This is going to be a very unusual review for me, wherein I will gush praise for a self-published series.
I read these about a month ago, during a brief period of unemployment. There are currently six books in the series, with the final seventh volume due out toward the end of the year.
I found these books while looking for a warrior-woman story. I ended up getting a warrior teenager, but she grows up quickly, so I shall not quibble with that. I absolutely devoured these first three books. I didn’t continue reading only because I like to take books in series three at a time. I plan to start reading the series again in September, and hopefully the last book will be coming out by the time I am ready for it.
At the center of this story is Princess Katherine, who is the only daughter among five brothers who are all warriors. She wants nothing more than to be a warrior as well, but that is forbidden to women in her kingdom. She lives in a castle that is fortified with some sort of long-forgotten magic, and which is home to the Octagon Knights, of which she longs to be a part.
The story begins when she tricks a newly-made knight into promising to train her as a warrior.
Meanwhile, something evil is wakening. Twenty or thirty years earlier, the Mordant has his executioner kill him so that he may be born again. His rebirth is due, and his kingdom is stirring. A messenger comes south out of his lands with a warning, but the only one who listens to his cryptic message is Kath, and the reader doesn’t find out what it means until book 3.
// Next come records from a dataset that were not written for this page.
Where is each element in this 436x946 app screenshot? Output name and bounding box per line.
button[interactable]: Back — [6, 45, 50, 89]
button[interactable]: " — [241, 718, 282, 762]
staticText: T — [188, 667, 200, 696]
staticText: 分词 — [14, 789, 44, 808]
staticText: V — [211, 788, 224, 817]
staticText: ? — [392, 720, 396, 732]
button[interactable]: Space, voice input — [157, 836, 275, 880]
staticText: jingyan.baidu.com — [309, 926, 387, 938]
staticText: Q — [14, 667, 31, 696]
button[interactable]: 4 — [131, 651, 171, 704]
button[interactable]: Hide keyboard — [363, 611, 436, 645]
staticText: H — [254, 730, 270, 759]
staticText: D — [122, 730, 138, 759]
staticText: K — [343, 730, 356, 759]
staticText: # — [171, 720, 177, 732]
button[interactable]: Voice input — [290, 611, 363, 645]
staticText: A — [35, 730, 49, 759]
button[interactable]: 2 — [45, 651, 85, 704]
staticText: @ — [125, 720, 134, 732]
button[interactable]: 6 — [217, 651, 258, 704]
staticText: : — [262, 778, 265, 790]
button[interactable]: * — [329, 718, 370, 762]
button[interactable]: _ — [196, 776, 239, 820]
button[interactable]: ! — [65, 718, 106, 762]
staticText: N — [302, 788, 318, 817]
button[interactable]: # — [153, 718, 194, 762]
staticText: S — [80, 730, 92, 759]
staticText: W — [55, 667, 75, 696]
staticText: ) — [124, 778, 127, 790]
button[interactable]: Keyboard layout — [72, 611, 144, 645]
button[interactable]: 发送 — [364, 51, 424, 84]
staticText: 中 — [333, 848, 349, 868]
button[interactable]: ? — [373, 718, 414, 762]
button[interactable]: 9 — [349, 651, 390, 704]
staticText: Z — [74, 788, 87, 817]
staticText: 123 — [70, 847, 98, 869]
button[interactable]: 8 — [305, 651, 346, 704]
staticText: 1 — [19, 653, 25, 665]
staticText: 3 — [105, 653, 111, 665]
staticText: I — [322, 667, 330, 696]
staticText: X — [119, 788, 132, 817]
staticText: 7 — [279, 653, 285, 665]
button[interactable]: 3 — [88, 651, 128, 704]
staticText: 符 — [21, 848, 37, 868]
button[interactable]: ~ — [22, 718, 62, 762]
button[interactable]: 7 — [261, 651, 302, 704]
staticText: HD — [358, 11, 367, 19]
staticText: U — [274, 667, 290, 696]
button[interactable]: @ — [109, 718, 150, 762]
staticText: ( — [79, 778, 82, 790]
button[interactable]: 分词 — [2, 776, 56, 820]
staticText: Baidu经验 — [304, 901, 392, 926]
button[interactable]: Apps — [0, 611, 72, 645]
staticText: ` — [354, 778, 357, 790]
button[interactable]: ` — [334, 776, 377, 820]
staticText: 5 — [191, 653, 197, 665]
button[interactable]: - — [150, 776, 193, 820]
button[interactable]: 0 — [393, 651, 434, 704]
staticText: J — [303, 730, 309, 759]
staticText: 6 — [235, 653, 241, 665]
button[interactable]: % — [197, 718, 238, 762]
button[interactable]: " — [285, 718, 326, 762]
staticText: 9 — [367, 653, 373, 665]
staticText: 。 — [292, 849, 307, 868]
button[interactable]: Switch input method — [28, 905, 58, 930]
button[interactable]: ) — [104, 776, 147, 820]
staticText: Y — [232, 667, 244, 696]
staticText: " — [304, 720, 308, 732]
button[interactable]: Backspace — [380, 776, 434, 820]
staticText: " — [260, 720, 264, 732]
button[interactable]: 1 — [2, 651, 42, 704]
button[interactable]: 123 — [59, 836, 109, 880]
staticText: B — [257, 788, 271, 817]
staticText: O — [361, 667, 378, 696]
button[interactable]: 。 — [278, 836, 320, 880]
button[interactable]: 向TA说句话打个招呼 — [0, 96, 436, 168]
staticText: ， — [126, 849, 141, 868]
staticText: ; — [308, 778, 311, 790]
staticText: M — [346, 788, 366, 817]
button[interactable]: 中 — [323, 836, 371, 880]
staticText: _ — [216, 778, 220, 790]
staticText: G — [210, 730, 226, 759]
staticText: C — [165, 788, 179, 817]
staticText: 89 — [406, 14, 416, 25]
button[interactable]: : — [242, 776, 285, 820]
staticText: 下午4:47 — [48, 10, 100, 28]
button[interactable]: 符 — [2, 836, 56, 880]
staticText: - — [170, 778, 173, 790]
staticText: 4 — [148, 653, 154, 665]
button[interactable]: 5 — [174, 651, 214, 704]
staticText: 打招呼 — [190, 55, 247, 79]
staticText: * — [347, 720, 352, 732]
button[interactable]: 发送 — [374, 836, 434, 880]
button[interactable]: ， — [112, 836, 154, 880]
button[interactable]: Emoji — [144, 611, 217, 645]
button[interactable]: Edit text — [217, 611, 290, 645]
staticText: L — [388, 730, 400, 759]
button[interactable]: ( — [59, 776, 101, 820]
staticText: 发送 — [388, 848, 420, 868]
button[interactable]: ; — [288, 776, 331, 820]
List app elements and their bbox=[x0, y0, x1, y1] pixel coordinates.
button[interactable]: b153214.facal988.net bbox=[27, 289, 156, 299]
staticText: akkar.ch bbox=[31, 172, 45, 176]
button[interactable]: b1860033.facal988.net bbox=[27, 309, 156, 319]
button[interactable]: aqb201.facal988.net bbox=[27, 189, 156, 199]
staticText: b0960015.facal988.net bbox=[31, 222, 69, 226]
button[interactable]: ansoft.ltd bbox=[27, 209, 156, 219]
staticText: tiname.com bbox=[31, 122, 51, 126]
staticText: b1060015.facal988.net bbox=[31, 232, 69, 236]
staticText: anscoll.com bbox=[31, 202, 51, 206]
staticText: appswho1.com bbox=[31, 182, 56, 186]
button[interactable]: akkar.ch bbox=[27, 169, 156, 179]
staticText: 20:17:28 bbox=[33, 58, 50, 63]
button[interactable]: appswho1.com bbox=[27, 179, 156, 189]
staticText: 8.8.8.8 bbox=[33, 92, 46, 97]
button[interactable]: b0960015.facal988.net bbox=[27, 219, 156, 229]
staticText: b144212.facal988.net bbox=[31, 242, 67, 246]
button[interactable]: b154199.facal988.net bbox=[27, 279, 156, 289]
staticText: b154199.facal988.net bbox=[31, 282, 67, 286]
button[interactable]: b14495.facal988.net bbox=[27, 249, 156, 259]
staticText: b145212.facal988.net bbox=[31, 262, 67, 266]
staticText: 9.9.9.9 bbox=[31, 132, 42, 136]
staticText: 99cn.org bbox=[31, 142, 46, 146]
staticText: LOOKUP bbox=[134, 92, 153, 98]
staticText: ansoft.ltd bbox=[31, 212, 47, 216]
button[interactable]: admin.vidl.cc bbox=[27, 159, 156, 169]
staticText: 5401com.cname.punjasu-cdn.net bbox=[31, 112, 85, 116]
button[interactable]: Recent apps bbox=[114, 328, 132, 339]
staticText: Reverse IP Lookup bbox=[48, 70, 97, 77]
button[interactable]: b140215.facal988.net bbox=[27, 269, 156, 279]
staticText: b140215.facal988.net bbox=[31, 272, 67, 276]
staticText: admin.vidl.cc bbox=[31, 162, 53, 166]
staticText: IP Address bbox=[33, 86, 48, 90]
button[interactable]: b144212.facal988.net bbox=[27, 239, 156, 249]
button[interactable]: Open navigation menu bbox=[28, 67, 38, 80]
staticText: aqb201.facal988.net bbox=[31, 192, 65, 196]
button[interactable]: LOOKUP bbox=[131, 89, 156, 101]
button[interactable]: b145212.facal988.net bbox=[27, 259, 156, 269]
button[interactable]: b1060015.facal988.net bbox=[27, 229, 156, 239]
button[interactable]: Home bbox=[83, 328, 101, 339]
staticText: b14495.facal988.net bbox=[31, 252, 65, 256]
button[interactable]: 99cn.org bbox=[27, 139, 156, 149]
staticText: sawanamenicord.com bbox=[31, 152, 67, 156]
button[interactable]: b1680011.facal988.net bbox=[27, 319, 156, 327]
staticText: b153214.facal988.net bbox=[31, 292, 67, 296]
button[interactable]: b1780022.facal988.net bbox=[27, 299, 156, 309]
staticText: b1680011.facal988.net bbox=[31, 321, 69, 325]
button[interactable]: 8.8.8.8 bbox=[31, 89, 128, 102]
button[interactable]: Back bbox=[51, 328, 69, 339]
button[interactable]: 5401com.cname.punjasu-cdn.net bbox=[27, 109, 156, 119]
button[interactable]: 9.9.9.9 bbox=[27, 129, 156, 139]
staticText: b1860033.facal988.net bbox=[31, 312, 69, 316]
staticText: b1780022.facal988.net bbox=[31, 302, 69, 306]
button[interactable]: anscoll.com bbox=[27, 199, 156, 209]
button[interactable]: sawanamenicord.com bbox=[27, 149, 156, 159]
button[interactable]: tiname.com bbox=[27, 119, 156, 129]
It’s hard to write about three books without spoiling book one and two. So I’ll speak in general terms.
First–these characters are great. Ms. Azinger can really get behind the eyeballs of her characters and make you feel what they feel. The evil characters seem unstoppable, and the good characters are playing constant catch-up. The deities of the evil characters give them all sorts of advantages, and the good characters seem to be hopelessly left in their dust. Or, in their trail of bloody body parts.
And the plot has some of the most unique elements I’ve read in a long time. Sure, the over-arching plot of the dark lord is familiar, but the execution is fresh. For example, the Mordant is a harlequin, which is a soul that has been reborn over and over because he has pleased his evil deity with his dark and bloody deeds. And once he is reborn, he has to get back to his old kingdom and prove who he is by passing all these tests that he, himself, devised. In the meantime, other, younger harlequins–and one harlequin wannabe–are trying to out-do each other with their evil-deeds-doing in order to please their deity so they might be reborn again. And as the reader, you don’t know about the secret harlequins, the identities of which, once revealed, are devastating.
The story is told from multiple viewpoints that include two warrior princesses, a bard prince who ventures into an evil theocracy, his native guide from the theocracy, an archer who travels with one princess but falls in love with the other, two Octagon Knights, the queen of a wealthy and powerful nation, her evil son, a candidate harlequin who ventures into the evil theocracy to make it even more evil, and of course, the Mordant, and more.